Easter departures from UK airports are scheduled to reach 78% of 2019 levels, according to aviation analytics firm Cirium.

However, some passengers are still being hit with flight cancellations.

Cirium says 9,212 flights will depart from UK airports this Easter weekend, from 15-18 April.

This equates to around 1.63 million seats.

Figures show departures are up 576% on Easter weekend 2021 and up 836% on Easter weekend 2020.

The busiest day this weekend is scheduled to be Good Friday – when 2,430 flights will depart from the UK.

The largest airline, by departing UK flights, this Easter weekend is scheduled to be easyJet – with 1,952 departures. This is closely followed by British Airways with 1,648, and Ryanair with 1,588.

The route with the most scheduled flights is to be Heathrow to New York JFK, followed by Heathrow to Dublin and Amsterdam.

Meanwhile, flight cancellations are continuing, with more than 100 easyJet and British Airways flights pulled on Monday.

The Independent reports British Airways has cancelled 50 domestic and European flights to and from Heathrow today, with destinations in Germany and Italy the worst affected.

EasyJet has cancelled at least 32 flights so far on Tuesday from its biggest base, Gatwick, including key holiday destinations in the Italian and Spanish islands, plus services to each of the three Milan airports, the Independent adds.

Which? has said more must be done to protect passengers caught up in the latest flight cancellations.

Which?
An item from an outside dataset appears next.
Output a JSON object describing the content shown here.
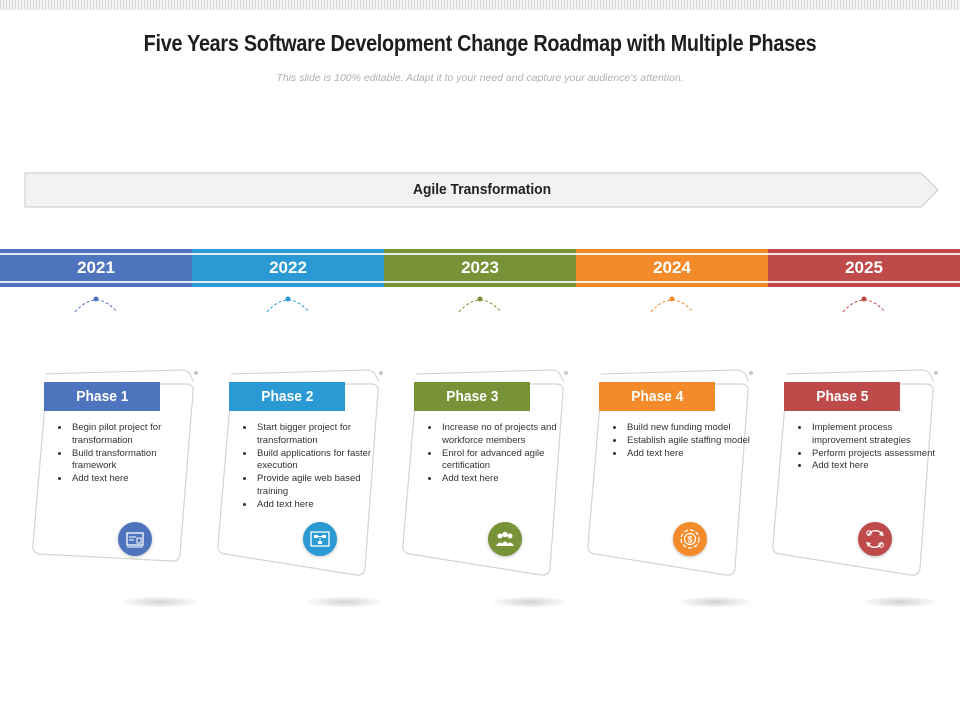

Travel Editor Rory Boland said: “Woefully understaffed airlines have booked far more flights than they can operate this Easter.

“In the event of cancellations at short notice, airlines must uphold affected passengers’ legal rights to at least £220 in compensation and a refund or rerouting options, and provide refreshments and accommodation as required. 

“We’ve seen numerous examples of carriers failing to inform their customers of these rights, which highlights why the Civil Aviation Authority must be given stronger powers to act when airlines consistently break the rules.”